Selasa, 23 November 2010

PERKEMBANGAN IKLAN CETAK DAN MAJALAH

Teknologi percetakan, di paruh pertama abad ke-19 meskipun telah ada mesin cetak berkapasitas besar, secara umum masih menggunakan alat cetak ‘hand press’. Hal itu terlihat dari pelbagai kulit buku, poster dan surat kabar, masih terlihat dominan menggunakan ‘huruf deret’ . Dalam periklanan penggunaan huruf semacam itu dikenal sebagai iklan baris yang mengkomposisikan pelbagai jenis huruf. Baru pada tahun 1870 gambar atau ilustrasi mulai diterakan dalam media cetak, meskipun dalam bentuk piktograf atau simbol. Gambar-gambar atau piktograf tersebut disertakan sesuai dengan tema iklan ataupun informasi yang ingin disampaikan. Sedang ilustrasi atau kulit muka buku, telah berkembang dalam bentuk tata muka yang lebih lengkap, seperti penggunaan huruf, gambar dan warna. Bentuk iklan surat kabar ataupun majalah yang mengandung unsur grafis seperti teks, ilustrasi, identitas usaha dan tata letak yang lebih modern, baru terlihat sekitar tahun 1880, antara lain iklan produk parfum dan perlengkapan rias merk ‘Ed Pinaud’ buatan Perancis yang dimuat pada surat kabar Pemberita Betawi tanggal 9 Januari 1886, tanggal 5 November 1907 dan tanggal 5 Maret 1908.(Riyanto, 2000:132)
..
Gambar 1. (a) Mesin cetak merk ‘Faber & Schleider’ yang diduga diimpor pertama kali di wilayah Hindia Belanda di abad ke-19; (b) Beberapa media cetak yang terbit di paruh kedua abad ke-19 hingga tahun 1920-an.

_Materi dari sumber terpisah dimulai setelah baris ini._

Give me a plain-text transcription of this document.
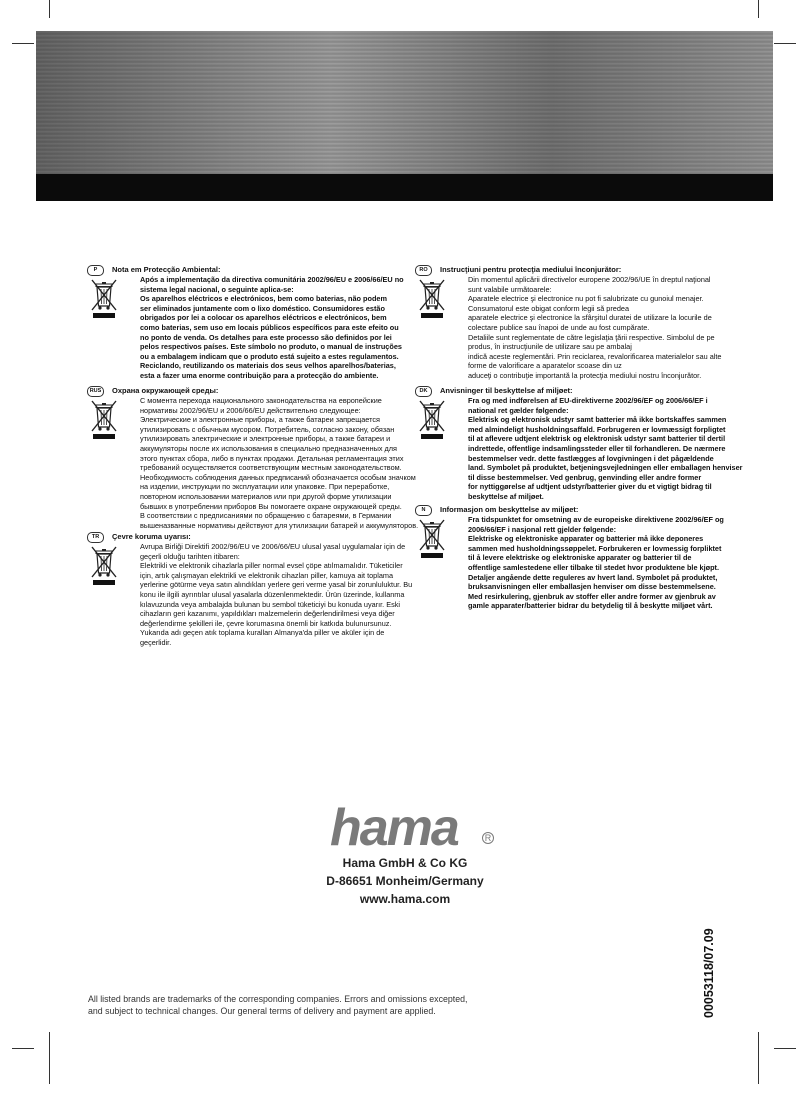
P	Nota em Protecção Ambiental:
Após a implementação da directiva comunitária 2002/96/EU e 2006/66/EU no
sistema legal nacional, o seguinte aplica-se:
Os aparelhos eléctricos e electrónicos, bem como baterias, não podem
ser eliminados juntamente com o lixo doméstico. Consumidores estão
obrigados por lei a colocar os aparelhos eléctricos e electrónicos, bem
como baterias, sem uso em locais públicos específicos para este efeito ou
no ponto de venda. Os detalhes para este processo são definidos por lei
pelos respectivos países. Este símbolo no produto, o manual de instruções
ou a embalagem indicam que o produto está sujeito a estes regulamentos.
Reciclando, reutilizando os materiais dos seus velhos aparelhos/baterias,
esta a fazer uma enorme contribuição para a protecção do ambiente.
RUS	Охрана окружающей среды:
С момента перехода национального законодательства на европейские
нормативы 2002/96/EU и 2006/66/EU действительно следующее:
Электрические и электронные приборы, а также батареи запрещается
утилизировать с обычным мусором. Потребитель, согласно закону, обязан
утилизировать электрические и электронные приборы, а также батареи и
аккумуляторы после их использования в специально предназначенных для
этого пунктах сбора, либо в пунктах продажи. Детальная регламентация этих
требований осуществляется соответствующим местным законодательством.
Необходимость соблюдения данных предписаний обозначается особым значком
на изделии, инструкции по эксплуатации или упаковке. При переработке,
повторном использовании материалов или при другой форме утилизации
бывших в употреблении приборов Вы помогаете охране окружающей среды.
В соответствии с предписаниями по обращению с батареями, в Германии
вышеназванные нормативы действуют для утилизации батарей и аккумуляторов.
TR	Çevre koruma uyarısı:
Avrupa Birliği Direktifi 2002/96/EU ve 2006/66/EU ulusal yasal uygulamalar için de
geçerli olduğu tarihten itibaren:
Elektrikli ve elektronik cihazlarla piller normal evsel çöpe atılmamalıdır. Tüketiciler
için, artık çalışmayan elektrikli ve elektronik cihazları piller, kamuya ait toplama
yerlerine götürme veya satın alındıkları yerlere geri verme yasal bir zorunluluktur. Bu
konu ile ilgili ayrıntılar ulusal yasalarla düzenlenmektedir. Ürün üzerinde, kullanma
kılavuzunda veya ambalajda bulunan bu sembol tüketiciyi bu konuda uyarır. Eski
cihazların geri kazanımı, yapıldıkları malzemelerin değerlendirilmesi veya diğer
değerlendirme şekilleri ile, çevre korumasına önemli bir katkıda bulunursunuz.
Yukarıda adı geçen atık toplama kuralları Almanya'da piller ve aküler için de
geçerlidir.
RO	Instrucţiuni pentru protecţia mediului înconjurător:
Din momentul aplicării directivelor europene 2002/96/UE în dreptul naţional
sunt valabile următoarele:
Aparatele electrice şi electronice nu pot fi salubrizate cu gunoiul menajer.
Consumatorul este obigat conform legii să predea
aparatele electrice şi electronice la sfârşitul duratei de utilizare la locurile de
colectare publice sau înapoi de unde au fost cumpărate.
Detaliile sunt reglementate de către legislaţia ţării respective. Simbolul de pe
produs, în instrucţiunile de utilizare sau pe ambalaj
indică aceste reglementări. Prin reciclarea, revalorificarea materialelor sau alte
forme de valorificare a aparatelor scoase din uz
aduceţi o contribuţie importantă la protecţia mediului nostru înconjurător.
DK	Anvisninger til beskyttelse af miljøet:
Fra og med indførelsen af EU-direktiverne 2002/96/EF og 2006/66/EF i
national ret gælder følgende:
Elektrisk og elektronisk udstyr samt batterier må ikke bortskaffes sammen
med almindeligt husholdningsaffald. Forbrugeren er lovmæssigt forpligtet
til at aflevere udtjent elektrisk og elektronisk udstyr samt batterier til dertil
indrettede, offentlige indsamlingssteder eller til forhandleren. De nærmere
bestemmelser vedr. dette fastlægges af lovgivningen i det pågældende
land. Symbolet på produktet, betjeningsvejledningen eller emballagen henviser
til disse bestemmelser. Ved genbrug, genvinding eller andre former
for nyttiggørelse af udtjent udstyr/batterier giver du et vigtigt bidrag til
beskyttelse af miljøet.
N	Informasjon om beskyttelse av miljøet:
Fra tidspunktet for omsetning av de europeiske direktivene 2002/96/EF og
2006/66/EF i nasjonal rett gjelder følgende:
Elektriske og elektroniske apparater og batterier må ikke deponeres
sammen med husholdningssøppelet. Forbrukeren er lovmessig forpliktet
til å levere elektriske og elektroniske apparater og batterier til de
offentlige samlestedene eller tilbake til stedet hvor produktene ble kjøpt.
Detaljer angående dette reguleres av hvert land. Symbolet på produktet,
bruksanvisningen eller emballasjen henviser om disse bestemmelsene.
Med resirkulering, gjenbruk av stoffer eller andre former av gjenbruk av
gamle apparater/batterier bidrar du betydelig til å beskytte miljøet vårt.
hama	R
Hama GmbH & Co KG
D-86651 Monheim/Germany
www.hama.com
00053118/07.09
All listed brands are trademarks of the corresponding companies. Errors and omissions excepted,
and subject to technical changes. Our general terms of delivery and payment are applied.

Sejalan dengan hal di atas, teknologi percetakan juga mengalami perkembangan. Hal tersebut ditandai oleh penggunaan klise dari bahan logam, seperti timah, kuningan, tembaga, karet, serta bahan ‘nylon print’ kemudian banyak dipergunakan oleh percetakan besar, di antaranya percetakan Albrecht & Co di Batavia. Kemajuan teknologi percetakan dan usaha penerbitan, meningkatkan pula kreativitas para perancang grafis iklan surat kabar, majalah dan ilustrasi perbukuan. Secara khusus perusahaan periklanan besar ‘Aneta’ dan ‘Excelsior’ mendatangkan perancang grafis dari negeri Belanda, yaitu Frist Adolph Oscar van Bemmel. Ia dikenal sebagai seorang juru gambar, desainer poster, desainer produk, ilustrator dan kartunis, selama di Indonesia yang berdomisili di Bogor dan Jakarta. Bemmel bekerja di biro iklan ‘Aneta’. Beberapa karyanya dimuat di majalah ‘De Reflector’ (1918), ‘De Zweep’ (1922,1923) dan ‘De Java Bode (1926), dan Cornelis Van Deutekom. Ia dikenal sebagai seorang pelukis, juru gambar, desainer poster, dan seniman iklan. Ia datang ke Indonesia pada tahun 1920-an dan bekerja di beberapa surat kabar Jakarta, Surabaya dan Malang. Karya-karyanya dapat dijumpai pula di majalah ‘De Zweep’, ‘D’Orient’ (1922 dan 1923), serta karya kartunnya dimuat majalah ‘De Java-Bode’ dan mingguan ‘De Nar’ (1929,1931,1932).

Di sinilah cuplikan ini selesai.